Other associated neurological features reported in PHP1A include spinal stenosis, syringomyelia, and craniosynostosis. Our patient’s mother suffers from chronic low back pain and lower limb numbness as a result of diffuse spinal stenosis. This highlights the importance to attend to the nonendocrine manifestation of the disease, as well as the need to offer multidisciplinary evaluation and therapy in PHP1A patients at all stages of life.

Abbreviations

PHP:Pseudohypoparathyroidism
PHP1A:Pseudohypoparathyroidism type 1a
PTH:Parathyroid hormone
GNAS:Guanine nucleotide-binding protein, alpha subunit
TSH:Thyrotropin-stimulating hormone
GHRH:Growth hormone-releasing hormone
AHO:Albright hereditary osteodystrophy
CM-1:Chiari malformation type 1
CM:Chiari malformation
MRI:Magnetic resonance imaging
GHD:Growth hormone deficiency
GH:Growth hormone.

Data Availability

The datasets used during the current study are available from the corresponding author on reasonable request.

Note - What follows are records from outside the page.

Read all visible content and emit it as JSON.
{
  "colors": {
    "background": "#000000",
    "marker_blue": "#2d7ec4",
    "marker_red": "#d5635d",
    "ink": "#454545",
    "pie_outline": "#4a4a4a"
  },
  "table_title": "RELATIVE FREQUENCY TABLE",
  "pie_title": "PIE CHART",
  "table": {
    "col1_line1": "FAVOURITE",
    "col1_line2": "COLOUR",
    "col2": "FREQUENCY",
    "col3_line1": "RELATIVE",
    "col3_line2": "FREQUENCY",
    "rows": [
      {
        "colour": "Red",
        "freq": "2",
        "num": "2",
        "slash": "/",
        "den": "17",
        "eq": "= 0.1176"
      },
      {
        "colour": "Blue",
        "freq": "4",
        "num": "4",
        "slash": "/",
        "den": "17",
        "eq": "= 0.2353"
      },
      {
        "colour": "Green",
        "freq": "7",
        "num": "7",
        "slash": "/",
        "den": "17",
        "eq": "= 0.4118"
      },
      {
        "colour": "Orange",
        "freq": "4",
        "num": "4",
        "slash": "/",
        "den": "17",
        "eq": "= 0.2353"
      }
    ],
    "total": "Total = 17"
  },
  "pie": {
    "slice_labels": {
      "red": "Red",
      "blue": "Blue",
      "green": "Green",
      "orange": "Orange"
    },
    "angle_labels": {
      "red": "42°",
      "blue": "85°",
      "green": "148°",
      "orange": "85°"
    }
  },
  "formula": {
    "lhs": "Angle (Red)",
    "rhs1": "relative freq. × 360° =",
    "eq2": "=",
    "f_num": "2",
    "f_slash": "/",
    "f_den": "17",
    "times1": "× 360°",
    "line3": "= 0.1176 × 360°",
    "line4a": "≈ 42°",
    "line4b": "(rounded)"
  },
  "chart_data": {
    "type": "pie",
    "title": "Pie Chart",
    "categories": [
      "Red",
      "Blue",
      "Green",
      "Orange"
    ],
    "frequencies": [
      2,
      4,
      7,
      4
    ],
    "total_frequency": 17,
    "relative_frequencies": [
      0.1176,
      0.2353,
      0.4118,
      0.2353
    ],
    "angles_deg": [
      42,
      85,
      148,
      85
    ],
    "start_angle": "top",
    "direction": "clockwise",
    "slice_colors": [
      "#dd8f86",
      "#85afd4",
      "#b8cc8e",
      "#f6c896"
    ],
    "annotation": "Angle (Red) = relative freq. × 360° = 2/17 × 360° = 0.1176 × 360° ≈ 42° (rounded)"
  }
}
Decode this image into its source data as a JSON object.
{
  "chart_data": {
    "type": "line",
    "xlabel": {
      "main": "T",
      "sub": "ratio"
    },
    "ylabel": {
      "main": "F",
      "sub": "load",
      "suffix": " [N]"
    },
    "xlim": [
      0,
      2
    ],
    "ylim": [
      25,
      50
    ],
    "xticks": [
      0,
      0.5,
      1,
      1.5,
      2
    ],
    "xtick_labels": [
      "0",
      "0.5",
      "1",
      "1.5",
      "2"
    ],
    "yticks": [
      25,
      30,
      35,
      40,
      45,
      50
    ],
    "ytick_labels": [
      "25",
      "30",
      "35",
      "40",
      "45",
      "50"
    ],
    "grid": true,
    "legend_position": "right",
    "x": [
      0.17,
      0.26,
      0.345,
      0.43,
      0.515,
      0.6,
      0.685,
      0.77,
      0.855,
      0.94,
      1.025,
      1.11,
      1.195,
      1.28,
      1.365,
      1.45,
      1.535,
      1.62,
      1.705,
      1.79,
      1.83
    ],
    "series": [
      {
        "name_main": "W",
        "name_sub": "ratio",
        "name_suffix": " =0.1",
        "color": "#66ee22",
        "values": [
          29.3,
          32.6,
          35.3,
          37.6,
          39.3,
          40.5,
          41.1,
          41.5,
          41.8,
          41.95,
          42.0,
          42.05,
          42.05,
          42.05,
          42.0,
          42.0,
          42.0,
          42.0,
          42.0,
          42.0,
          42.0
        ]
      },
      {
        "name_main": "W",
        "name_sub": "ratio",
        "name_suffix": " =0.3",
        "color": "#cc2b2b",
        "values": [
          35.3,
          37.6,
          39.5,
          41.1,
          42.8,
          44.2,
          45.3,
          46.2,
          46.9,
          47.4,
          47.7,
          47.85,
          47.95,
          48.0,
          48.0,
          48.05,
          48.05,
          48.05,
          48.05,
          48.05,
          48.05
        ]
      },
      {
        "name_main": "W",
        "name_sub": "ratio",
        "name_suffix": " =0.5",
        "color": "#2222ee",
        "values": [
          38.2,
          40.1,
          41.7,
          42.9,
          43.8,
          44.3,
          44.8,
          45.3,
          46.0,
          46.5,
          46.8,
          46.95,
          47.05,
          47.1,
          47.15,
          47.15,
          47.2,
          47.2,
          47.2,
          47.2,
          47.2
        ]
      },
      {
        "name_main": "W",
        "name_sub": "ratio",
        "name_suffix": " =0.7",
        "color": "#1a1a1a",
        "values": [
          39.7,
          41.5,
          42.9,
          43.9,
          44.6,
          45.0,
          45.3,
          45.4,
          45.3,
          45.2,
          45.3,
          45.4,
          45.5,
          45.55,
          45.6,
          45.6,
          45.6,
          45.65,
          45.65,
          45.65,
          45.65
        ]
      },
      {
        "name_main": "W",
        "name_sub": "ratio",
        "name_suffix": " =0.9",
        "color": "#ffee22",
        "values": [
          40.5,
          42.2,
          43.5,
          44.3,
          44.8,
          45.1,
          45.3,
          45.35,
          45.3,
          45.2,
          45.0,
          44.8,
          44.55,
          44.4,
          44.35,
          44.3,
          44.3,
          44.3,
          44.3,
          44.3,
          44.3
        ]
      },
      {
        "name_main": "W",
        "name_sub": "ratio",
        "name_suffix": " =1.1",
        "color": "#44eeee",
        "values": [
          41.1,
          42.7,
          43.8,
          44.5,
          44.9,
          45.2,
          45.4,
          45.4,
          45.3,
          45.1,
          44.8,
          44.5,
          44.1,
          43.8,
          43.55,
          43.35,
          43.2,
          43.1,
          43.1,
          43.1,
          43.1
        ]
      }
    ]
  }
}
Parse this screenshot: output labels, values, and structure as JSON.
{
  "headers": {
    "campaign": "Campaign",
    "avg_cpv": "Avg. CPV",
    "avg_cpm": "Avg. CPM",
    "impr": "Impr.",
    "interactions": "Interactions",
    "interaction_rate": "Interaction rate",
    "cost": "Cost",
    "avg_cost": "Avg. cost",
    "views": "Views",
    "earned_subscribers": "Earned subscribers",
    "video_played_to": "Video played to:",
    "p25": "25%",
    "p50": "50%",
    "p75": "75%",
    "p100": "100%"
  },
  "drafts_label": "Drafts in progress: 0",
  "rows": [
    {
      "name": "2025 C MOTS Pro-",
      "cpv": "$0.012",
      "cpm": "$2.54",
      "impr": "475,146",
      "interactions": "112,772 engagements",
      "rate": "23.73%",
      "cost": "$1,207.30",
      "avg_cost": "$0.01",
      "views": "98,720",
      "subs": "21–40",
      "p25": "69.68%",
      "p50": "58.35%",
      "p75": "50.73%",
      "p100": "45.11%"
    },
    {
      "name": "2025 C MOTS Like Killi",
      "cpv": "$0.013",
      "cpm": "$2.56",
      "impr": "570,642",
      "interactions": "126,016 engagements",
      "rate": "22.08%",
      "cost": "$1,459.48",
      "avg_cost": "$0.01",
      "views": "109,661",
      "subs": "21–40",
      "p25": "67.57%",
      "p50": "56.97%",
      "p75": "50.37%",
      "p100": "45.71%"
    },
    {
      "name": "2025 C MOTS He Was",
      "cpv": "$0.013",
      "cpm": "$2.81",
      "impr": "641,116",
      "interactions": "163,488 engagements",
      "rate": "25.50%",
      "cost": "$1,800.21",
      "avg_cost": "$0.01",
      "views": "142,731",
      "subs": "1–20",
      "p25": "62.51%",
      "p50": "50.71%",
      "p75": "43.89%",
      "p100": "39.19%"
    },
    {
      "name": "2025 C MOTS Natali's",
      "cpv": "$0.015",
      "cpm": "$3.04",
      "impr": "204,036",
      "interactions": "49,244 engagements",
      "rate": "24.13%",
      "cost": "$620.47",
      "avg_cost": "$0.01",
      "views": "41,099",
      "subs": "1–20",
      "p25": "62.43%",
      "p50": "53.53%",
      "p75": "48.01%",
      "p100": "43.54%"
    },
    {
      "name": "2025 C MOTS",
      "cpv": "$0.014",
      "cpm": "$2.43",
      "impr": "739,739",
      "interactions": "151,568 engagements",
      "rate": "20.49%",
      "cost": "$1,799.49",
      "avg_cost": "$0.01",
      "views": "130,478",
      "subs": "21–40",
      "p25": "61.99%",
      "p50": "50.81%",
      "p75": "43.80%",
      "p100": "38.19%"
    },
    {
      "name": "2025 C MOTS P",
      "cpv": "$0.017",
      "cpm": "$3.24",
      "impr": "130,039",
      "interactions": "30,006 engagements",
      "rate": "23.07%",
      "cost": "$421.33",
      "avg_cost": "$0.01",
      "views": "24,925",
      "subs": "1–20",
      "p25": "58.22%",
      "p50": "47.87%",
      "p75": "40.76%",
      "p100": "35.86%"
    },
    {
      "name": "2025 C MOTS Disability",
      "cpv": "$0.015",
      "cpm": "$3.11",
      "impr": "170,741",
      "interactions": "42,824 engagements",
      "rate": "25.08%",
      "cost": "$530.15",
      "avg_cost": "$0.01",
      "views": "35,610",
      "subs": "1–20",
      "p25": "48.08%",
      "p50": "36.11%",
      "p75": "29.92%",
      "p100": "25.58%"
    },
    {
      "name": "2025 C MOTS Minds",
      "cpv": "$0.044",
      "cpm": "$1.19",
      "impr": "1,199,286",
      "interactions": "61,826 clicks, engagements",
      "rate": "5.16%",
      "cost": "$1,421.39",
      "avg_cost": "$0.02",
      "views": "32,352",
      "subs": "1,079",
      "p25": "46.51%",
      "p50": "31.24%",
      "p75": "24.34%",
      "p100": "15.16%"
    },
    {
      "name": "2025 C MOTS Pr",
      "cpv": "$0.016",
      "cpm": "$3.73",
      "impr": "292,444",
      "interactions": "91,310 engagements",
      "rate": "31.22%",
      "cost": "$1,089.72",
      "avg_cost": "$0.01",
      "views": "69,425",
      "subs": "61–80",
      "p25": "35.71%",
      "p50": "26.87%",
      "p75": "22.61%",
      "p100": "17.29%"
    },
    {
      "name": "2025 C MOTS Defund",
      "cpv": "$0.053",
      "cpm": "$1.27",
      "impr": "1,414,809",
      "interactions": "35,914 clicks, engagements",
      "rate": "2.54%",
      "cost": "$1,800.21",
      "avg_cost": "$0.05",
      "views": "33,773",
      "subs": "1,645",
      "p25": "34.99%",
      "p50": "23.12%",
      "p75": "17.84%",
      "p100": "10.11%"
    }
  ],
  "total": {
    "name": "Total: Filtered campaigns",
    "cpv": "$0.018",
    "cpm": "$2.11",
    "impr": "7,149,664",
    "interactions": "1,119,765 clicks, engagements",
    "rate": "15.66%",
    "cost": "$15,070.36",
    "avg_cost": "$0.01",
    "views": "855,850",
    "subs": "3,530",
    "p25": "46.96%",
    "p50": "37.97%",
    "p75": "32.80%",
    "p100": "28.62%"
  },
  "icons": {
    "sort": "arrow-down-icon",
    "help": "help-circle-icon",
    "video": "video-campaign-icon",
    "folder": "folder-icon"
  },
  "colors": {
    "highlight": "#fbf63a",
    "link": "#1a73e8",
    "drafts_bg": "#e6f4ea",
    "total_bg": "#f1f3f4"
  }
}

Informed consent for publication has been obtained from the patient’s mother.

Conflicts of Interest

The authors declare that they have no conflicts of interest.

Authors’ Contributions

SWYP drafted and revised the manuscript. BHYC provided support in genetic analysis of the case. BHYC, AMCT, and GWKP supervised the preparation of the manuscript, and all authors approved the final manuscript.